Setting up your home landscape for an open house sets up the first impression of your home, which, like any first impression, is very important for also setting the stage for the whole open house experience for a potential buyer in general.
We’re told not to judge books by their cover, but when it comes to real estate, your home landscape is something that every buyer is looking at very closely. It’s no accident that most of the time the first pictures featured on the MLS are photos of the front of a house.
How to Set Up Your Home Landscape for an Open House
Here are ways to set your home landscape up for an open house and make sure you’re setting the stage for a positive experience for potential buyers and creating a greater probability of selling your home quickly.
Clean it Up
Leaves on the lawn? Sticks and chards beneath the trees? Edging looking drab? All of these little details add up to the big picture for potential buyers driving up to your home or checking out a photo of the front of your house.
Make sure your grass is manicured, green, and as clean and clear as possible. Additionally, pay attention to any debris from trees, and how shabby your walkway is looking, or the paint job on your porch or doorway.
Cleaning things up has a lot to do with zooming in on the little details so that potential home buyers coming by for an open house have a positive experience from first look to every step towards the front door.
This can be somewhat difficult as a homeowner because you have been looking at your home as it is for such a long time you may not see what is seen by fresh eyes.
Enlist a friend or acquaintance who hasn’t lived in your home with you to come by and assess what they see – it won’t necessarily be the same thing as an entirely fresh pair of eyes like a potential buyer, but it’ll be much more objective than you or your family member assessing the details.
Address the Driveway
Your driveway is part of the landscape of the front of your home, although it often gets overlooked. If it needs a little love, consider making sure your driveway is looking in tip-top shape before you set up an open house. Although a lot of open house attendees will park on the street, some may be able to fit in the driveway.
Keeping the driveway clear, not lined with trash or debris or any storage-type materials, and making sure any trees or shrubs lining the driveway are manicured and not obstructing the driveway awkwardly (or dangerously) in any way sets up an entrance that is positive and a landscape that is functional and beautiful. These are things that open house attendees will be paying attention to, so pay attention to them first.
Get Rid of Weeds
This is sort of a no-brainer but something that needs to be addressed properly either way. Getting rid of weeds and creating as clean a line as possible in your landscape (both in the front yard and backyard) will help create a positive aesthetic experience for your open house attendees.
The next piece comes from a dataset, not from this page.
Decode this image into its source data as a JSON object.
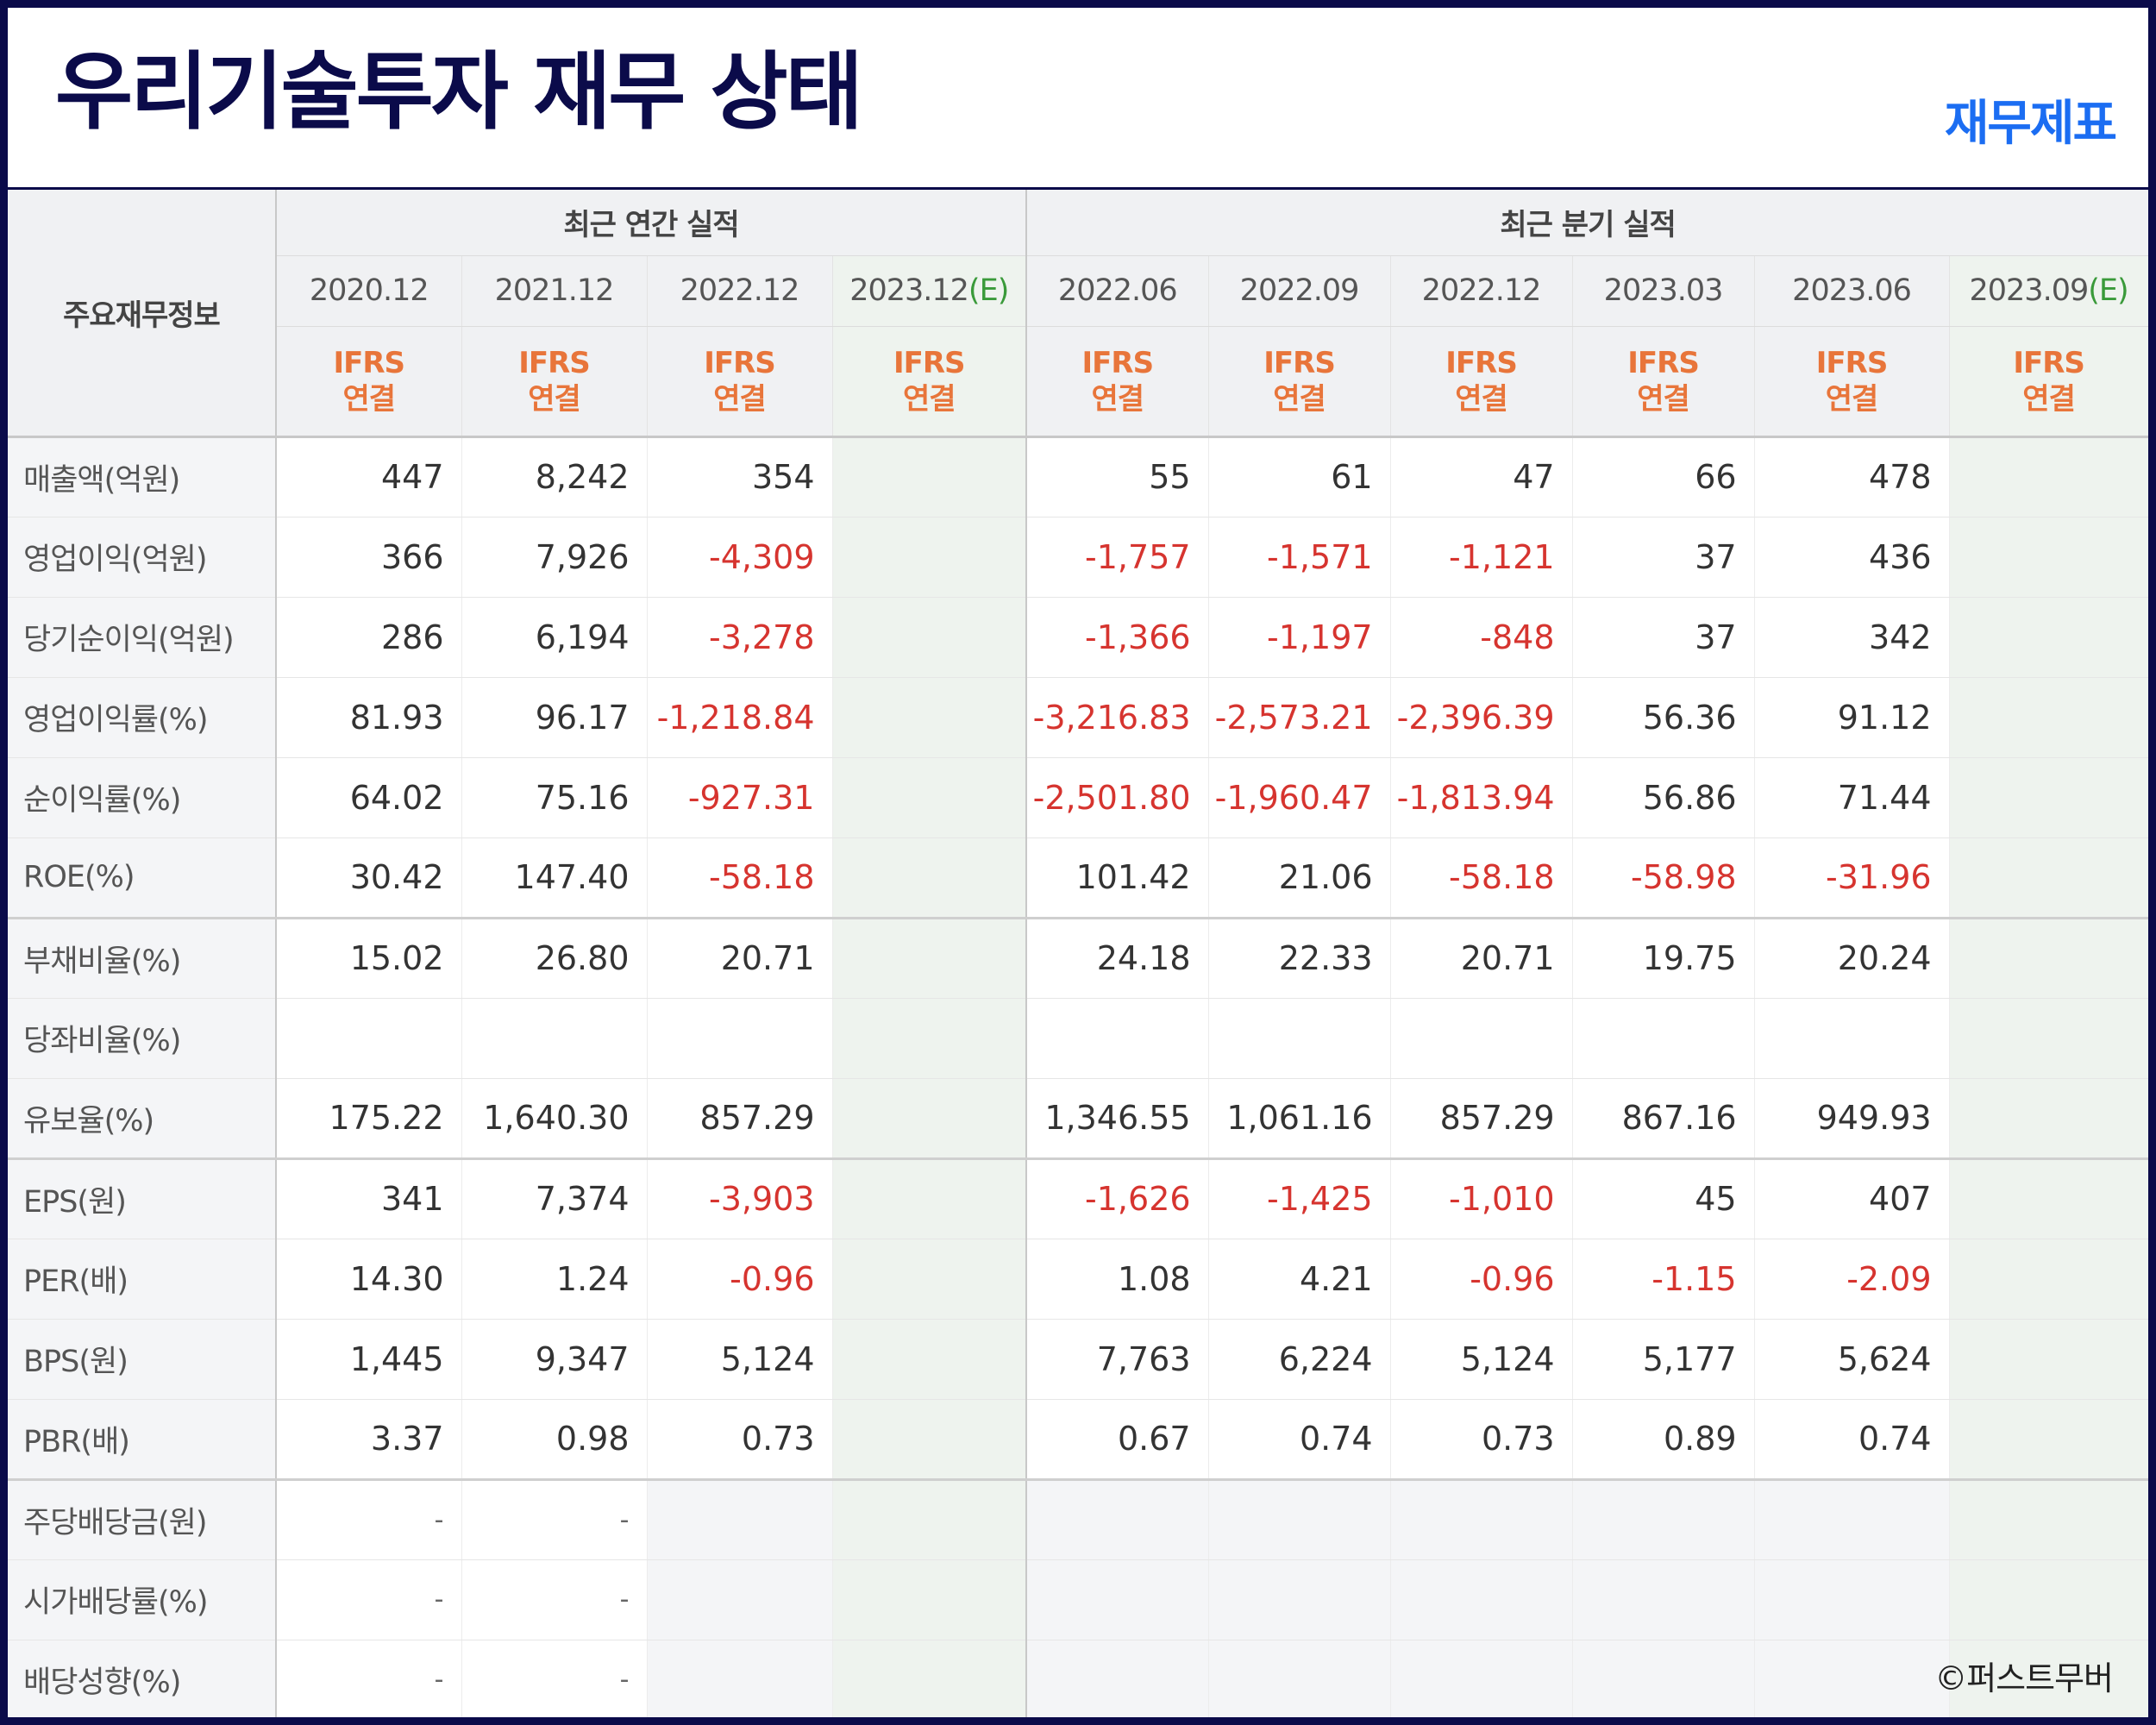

A well manicured, weed-less landscape automatically creates a sense of value, which, a sense of value in your property is probably one of the most if not the most important thing you are looking to instill in anyone coming to your home for an open house.
Flowers are a great addition to a landscape, both in the front of the house and in the back. Just keep it tasteful. Overdoing it in your landscape is just as much of an open house faux pas as staging your home with too much of your own style and flair. You want to keep things simple! Flowers that are inviting and classic and are generally the same height can create an atmosphere that is stylish but not overwhelming or too stylized.
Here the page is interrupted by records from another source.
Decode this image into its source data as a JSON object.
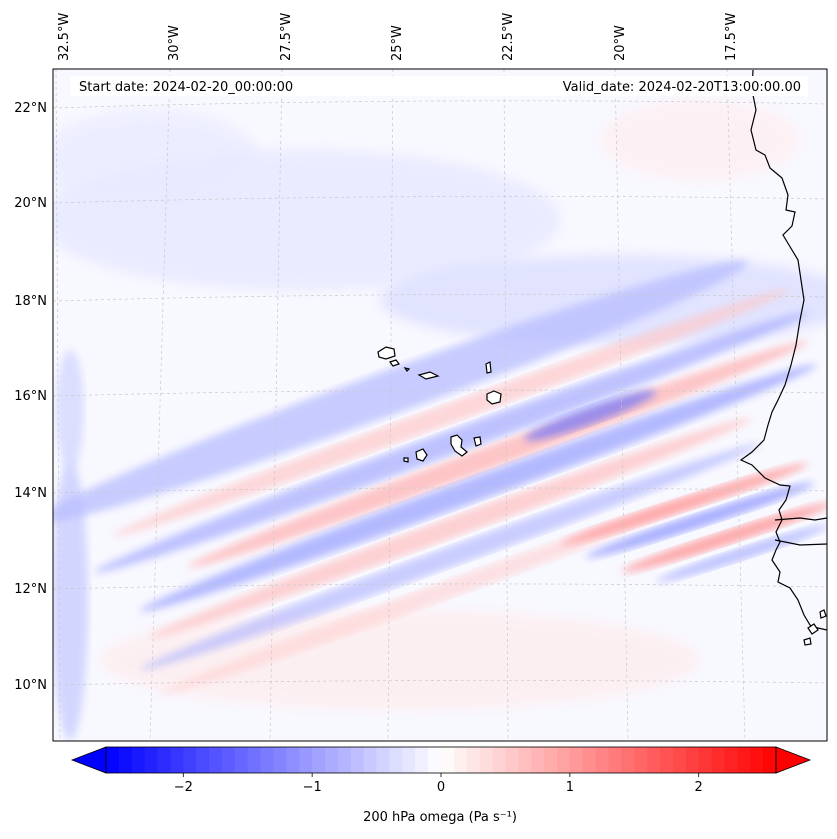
{
  "map": {
    "start_date": "Start date: 2024-02-20_00:00:00",
    "valid_date": "Valid_date: 2024-02-20T13:00:00.00",
    "lon_labels": [
      "32.5°W",
      "30°W",
      "27.5°W",
      "25°W",
      "22.5°W",
      "20°W",
      "17.5°W"
    ],
    "lat_labels": [
      "22°N",
      "20°N",
      "18°N",
      "16°N",
      "14°N",
      "12°N",
      "10°N"
    ],
    "field_extent": {
      "lon_min": -33.0,
      "lon_max": -15.8,
      "lat_min": 8.9,
      "lat_max": 22.8
    }
  },
  "colorbar": {
    "label": "200 hPa omega (Pa s⁻¹)",
    "min": -2.6,
    "max": 2.6,
    "ticks": [
      {
        "label": "−2",
        "value": -2
      },
      {
        "label": "−1",
        "value": -1
      },
      {
        "label": "0",
        "value": 0
      },
      {
        "label": "1",
        "value": 1
      },
      {
        "label": "2",
        "value": 2
      }
    ],
    "neg_color": "#0000ff",
    "mid_color": "#ffffff",
    "pos_color": "#ff0000"
  }
}
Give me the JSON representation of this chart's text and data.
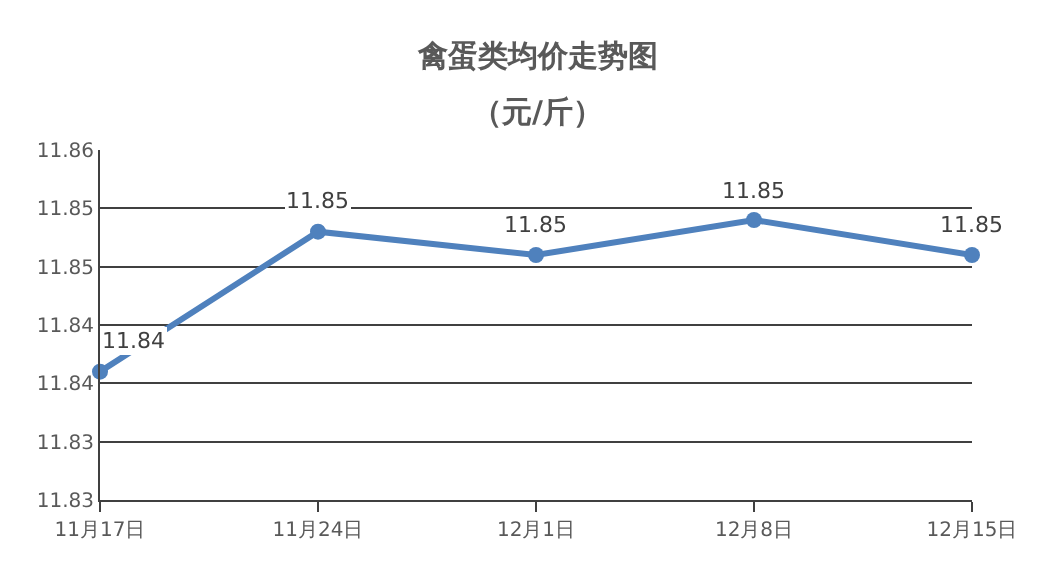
{
  "chart_data": {
    "type": "line",
    "title": "禽蛋类均价走势图",
    "subtitle": "（元/斤）",
    "categories": [
      "11月17日",
      "11月24日",
      "12月1日",
      "12月8日",
      "12月15日"
    ],
    "series": [
      {
        "color": "#4f81bd",
        "values": [
          11.841,
          11.853,
          11.851,
          11.854,
          11.851
        ],
        "value_labels": [
          "11.84",
          "11.85",
          "11.85",
          "11.85",
          "11.85"
        ]
      }
    ],
    "ylim": [
      11.83,
      11.86
    ],
    "yticks": [
      11.83,
      {
        "value": 11.835,
        "label": "11.83"
      },
      11.84,
      {
        "value": 11.845,
        "label": "11.84"
      },
      11.85,
      {
        "value": 11.855,
        "label": "11.85"
      },
      11.86
    ],
    "grid": "y",
    "marker": "circle",
    "line_style": "solid"
  }
}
Creating Pockets of Experiences
This applies more to the landscape in your backyard (unless you have a front porch). Use your landscape to create little pockets of experiences wherever you can. This includes your landscape creating a little inlet with a hammock or a landscaped pocket of your backyard that features a little firepit or grill.
If you have a pool, make sure your landscape highlights and accentuates the experience of swimming in your pool. A pool itself offers a great experience – a pool lined with beautiful landscaping is that much lusher and that much better of an experience in every way. This is incredibly important to keep in mind and take advantage of. Be smart about the experiences you do have in your backyard already and use landscaping to accentuate them even more.
You know better than anyone else about how the light hits the front and back of your house. When you are adding to your landscape, keep lighting in mind so you can keep the experiences of viewing a sunrise or sunset.
Even things like a deck can suddenly become a little experience pocket with some good landscaping. A wooden deck off the back of a house with a couple pots on it is a drastically different experience than a wooden deck with some beautiful furniture and a bit of plush landscaping surrounding it on at least one side.
You want to leave room still for the potential home buyer to add something to the landscape if they wish. The idea is to the mark on the experience scale by adding as little as possible. Too much going on in the backyard can clog things up and negatively affect the experience instead of enhancing it. Keep this in mind when you’re beefing up your backyard landscape!
Your landscape layout can create little pockets of experiences that add tons of value to your property, and, additionally, will make your open house attendees eager to engage with what you’ve created for them.
These experience options obviously vary by location. For instance, if your home is one of the homes for sale in Chicago, you may be focused on something a bit different than if your home was for sale in a different climate and area.
Setting your home landscape up for your open house requires the correct mindset before digging in. Keeping these tips in mind when you are setting up your landscape for the front and back of your home prior to an open house will make sure your open house is a success, meaning, it will attract qualified buyers and get you one step closer to closing.